The company said Microsoft Speech Server 2007 will be fully integrated into Office Communications Server 2007, adding speech recognition capabilities to the server's instant messaging, voice over IP, audio and video conferencing capabilities when it is launched in the first quarter of next year.
Neil Laver, head of Sales and Marketing for Microsoft's Unified Communications Group in the UK, said adding speech capabilities to Communications Server would help firms reduce the number of separate "silos" used to run their communications tools. "Making everything available on a single server will make it far easier to manage and maintain," he added.
Microsoft said the new product would allow customers and partners to create new applications featuring speech capabilities or exploit new APIs to extend the functionality of existing applications for Office Communications Server 2007. For example, it could allow instant messaging conversations between one party speaking and the other typing.
Separately, the company demonstrated the new Windows Speech Recognition functionality that will be available in Windows Vista OS, giving users with the ability to dictate text and issue commands. The new functionality will be available in eight different languages and will include an interactive training session that also allows the system to optimise itself for the user's voice, Microsoft added.
The demonstration may go some way towards restoring the credibility of Microsoft’s speech recognition capabilities after an earlier public demonstration of the new Vista functionality, at a financial analysts' event last month, revealed an embarrassing bug in the system.
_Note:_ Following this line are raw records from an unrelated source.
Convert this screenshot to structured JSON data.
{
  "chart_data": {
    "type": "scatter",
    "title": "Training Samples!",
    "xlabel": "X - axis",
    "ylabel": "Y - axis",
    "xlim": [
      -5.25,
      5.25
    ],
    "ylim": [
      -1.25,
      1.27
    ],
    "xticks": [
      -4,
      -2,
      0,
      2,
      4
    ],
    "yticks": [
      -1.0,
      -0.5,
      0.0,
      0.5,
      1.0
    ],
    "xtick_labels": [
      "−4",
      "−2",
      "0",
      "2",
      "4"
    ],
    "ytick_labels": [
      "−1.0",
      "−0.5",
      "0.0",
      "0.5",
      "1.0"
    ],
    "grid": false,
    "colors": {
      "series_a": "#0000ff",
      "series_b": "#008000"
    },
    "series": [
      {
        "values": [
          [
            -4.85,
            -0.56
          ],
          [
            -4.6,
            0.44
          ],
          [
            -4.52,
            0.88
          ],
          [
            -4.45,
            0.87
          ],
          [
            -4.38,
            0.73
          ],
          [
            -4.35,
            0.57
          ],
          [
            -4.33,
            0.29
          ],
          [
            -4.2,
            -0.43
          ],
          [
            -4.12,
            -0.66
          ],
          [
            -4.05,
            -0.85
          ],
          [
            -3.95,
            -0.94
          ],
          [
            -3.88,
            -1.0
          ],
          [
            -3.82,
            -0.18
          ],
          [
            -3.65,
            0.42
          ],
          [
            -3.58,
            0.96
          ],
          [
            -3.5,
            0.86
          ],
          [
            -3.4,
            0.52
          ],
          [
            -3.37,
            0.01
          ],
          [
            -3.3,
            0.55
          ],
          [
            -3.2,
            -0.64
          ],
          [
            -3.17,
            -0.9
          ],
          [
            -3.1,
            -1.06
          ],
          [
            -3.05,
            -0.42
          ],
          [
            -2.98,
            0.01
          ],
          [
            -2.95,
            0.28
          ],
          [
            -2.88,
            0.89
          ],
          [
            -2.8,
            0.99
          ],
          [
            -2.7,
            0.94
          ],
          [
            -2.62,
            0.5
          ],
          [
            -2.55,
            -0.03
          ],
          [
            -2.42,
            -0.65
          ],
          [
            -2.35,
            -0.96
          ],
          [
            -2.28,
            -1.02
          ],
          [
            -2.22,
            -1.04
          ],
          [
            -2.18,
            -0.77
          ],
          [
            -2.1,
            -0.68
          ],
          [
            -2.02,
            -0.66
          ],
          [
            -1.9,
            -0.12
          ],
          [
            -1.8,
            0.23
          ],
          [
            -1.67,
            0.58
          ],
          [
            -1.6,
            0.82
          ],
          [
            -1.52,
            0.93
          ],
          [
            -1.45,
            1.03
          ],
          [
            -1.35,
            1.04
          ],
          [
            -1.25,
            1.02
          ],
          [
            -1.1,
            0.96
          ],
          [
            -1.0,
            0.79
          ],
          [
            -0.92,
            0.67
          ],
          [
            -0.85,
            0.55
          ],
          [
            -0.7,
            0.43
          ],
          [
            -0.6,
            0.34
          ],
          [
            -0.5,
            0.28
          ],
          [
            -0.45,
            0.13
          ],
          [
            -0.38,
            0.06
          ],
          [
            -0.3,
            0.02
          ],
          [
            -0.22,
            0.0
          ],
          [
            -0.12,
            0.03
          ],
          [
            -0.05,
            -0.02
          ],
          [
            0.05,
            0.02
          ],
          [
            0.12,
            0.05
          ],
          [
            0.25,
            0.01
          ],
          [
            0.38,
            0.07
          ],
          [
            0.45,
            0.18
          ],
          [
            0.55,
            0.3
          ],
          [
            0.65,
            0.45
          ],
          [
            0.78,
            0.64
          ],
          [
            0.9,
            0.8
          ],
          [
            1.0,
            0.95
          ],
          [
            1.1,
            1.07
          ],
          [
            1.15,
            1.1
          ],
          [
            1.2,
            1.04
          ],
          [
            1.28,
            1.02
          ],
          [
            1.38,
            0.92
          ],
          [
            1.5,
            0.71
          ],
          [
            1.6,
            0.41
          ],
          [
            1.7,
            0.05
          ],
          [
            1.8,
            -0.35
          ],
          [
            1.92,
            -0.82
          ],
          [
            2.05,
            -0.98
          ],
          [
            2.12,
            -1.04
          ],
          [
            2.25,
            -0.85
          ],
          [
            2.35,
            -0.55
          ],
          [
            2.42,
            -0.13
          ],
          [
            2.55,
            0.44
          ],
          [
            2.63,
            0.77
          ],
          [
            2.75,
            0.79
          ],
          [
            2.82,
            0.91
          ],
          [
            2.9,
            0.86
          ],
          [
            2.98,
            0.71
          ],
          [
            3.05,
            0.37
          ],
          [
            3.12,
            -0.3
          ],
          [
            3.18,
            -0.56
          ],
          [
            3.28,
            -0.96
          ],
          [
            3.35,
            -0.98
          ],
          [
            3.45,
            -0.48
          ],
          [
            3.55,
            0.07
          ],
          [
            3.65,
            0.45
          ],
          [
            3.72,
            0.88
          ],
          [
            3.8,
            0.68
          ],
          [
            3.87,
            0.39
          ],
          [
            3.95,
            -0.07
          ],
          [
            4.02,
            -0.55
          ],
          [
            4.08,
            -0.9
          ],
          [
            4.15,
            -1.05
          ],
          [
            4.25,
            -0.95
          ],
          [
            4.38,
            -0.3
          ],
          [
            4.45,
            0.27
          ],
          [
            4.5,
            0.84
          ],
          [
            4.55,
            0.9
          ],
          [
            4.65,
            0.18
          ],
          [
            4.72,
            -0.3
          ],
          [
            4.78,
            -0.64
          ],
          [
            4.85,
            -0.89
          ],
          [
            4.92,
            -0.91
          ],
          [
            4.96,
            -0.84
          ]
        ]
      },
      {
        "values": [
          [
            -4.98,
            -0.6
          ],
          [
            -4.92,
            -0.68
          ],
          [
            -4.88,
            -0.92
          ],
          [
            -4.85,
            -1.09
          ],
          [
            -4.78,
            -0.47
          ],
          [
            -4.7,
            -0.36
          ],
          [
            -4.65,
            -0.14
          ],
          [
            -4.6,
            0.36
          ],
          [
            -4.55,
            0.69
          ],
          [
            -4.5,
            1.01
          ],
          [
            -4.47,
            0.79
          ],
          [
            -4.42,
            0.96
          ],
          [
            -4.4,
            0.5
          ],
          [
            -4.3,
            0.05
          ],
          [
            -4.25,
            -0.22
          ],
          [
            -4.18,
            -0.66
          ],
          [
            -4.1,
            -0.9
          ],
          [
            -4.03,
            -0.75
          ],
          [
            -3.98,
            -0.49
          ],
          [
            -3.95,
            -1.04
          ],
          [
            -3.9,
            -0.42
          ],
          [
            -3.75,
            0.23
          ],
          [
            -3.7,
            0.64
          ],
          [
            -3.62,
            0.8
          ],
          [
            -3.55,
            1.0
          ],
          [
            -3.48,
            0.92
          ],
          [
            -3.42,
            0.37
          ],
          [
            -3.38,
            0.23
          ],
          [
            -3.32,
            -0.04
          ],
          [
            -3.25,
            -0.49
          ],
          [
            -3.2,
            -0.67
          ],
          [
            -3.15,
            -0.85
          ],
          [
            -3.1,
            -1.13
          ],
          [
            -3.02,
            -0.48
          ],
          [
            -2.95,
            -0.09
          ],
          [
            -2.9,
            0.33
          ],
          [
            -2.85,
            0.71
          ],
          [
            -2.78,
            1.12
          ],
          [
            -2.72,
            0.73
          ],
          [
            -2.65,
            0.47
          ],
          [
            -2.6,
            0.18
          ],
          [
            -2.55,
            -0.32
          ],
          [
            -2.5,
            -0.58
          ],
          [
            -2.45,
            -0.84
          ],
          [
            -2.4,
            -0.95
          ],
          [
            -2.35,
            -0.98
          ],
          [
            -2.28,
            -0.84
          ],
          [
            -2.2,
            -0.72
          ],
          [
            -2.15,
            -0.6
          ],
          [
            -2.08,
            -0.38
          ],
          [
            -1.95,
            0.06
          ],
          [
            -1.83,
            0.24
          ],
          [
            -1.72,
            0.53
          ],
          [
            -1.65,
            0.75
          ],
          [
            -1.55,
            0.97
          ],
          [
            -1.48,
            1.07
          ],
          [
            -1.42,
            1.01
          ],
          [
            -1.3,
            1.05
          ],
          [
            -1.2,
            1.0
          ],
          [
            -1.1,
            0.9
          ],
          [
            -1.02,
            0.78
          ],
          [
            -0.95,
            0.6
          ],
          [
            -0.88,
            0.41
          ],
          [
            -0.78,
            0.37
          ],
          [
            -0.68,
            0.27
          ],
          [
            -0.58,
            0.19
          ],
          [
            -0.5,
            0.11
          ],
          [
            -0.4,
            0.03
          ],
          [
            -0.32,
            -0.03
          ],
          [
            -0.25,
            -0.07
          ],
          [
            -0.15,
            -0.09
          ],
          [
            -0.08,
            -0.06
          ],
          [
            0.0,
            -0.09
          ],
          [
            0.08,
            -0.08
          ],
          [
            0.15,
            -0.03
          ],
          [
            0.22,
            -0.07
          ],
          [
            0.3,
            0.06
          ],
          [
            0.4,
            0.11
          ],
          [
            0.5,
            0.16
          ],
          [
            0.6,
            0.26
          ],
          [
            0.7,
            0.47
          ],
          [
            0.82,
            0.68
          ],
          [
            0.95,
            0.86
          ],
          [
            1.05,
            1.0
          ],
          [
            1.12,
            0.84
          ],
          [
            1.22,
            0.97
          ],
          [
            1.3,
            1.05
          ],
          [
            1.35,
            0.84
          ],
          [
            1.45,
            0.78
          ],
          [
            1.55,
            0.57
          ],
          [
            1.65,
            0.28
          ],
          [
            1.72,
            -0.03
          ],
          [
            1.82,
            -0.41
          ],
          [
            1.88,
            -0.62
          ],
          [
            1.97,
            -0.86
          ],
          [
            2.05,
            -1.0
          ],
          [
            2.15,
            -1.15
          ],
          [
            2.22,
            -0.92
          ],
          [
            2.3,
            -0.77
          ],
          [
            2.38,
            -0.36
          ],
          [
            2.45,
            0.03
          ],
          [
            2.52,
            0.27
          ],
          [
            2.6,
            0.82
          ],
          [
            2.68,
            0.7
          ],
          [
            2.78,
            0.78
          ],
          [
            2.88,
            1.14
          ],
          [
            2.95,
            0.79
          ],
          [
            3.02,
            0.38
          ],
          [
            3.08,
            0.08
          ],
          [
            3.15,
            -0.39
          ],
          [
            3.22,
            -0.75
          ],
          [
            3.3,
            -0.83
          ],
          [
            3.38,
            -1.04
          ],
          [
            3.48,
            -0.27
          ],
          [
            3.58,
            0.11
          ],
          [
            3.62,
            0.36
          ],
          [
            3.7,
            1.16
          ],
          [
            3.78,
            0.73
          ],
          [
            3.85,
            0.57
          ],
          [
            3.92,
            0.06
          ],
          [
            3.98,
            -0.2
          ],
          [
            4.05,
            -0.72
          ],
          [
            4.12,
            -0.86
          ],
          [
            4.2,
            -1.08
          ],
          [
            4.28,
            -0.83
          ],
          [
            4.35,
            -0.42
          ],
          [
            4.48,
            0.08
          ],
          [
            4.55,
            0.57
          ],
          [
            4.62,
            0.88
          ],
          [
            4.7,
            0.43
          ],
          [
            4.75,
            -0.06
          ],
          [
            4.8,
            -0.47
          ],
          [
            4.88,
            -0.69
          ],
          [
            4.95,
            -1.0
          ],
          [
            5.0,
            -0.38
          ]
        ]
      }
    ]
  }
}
In that demo the software transcribed "Dear Mom" as "Dear Aunt” and then instructions to delete and select all as “let’s set so double the killer delete select all". Microsoft later explained the bug and claimed it was fixed, but video of the failed demo was quickly made available on YouTube and other video clip sites, prompting widespread media coverage.
Despite the flawed demo, Laver insisted the reliability of speech recognition technology is improving rapidly and is gaining customers. "We've worked at length with customers on [the speech recognition functionality in] Exchange Server 2007," he said. "[Adoption] is all about customers being able to test and pilot the technology and that will drive wider acceptance."
Dale Vile of analyst firm Freeform Dynamics said Microsoft had a long way to go to challenge the credibility of speech recognition software rival Nuance. " It is really difficult to serve the dictation market as [the software] has to recognise such a broad vocabulary and there are relatively few sectors, such as legal or healthcare, where people are used to dictating," he added. "Nuance has been in this area for years and is by far the market leader."
Chris Harris-Jones of analyst Ovum said the there were still doubts about the reliability of speech recognition systems. "It is getting better, but it is making very slow progress," he said. “Microsoft wants [the technology] to allow people to issue commands to change appointments or access emails for example, but if you are doing that it will likely be because you are travelling and there will be problems with the amount of background noise. It'll be a useful addition for some people, but I don’t see people rushing out in droves to get it."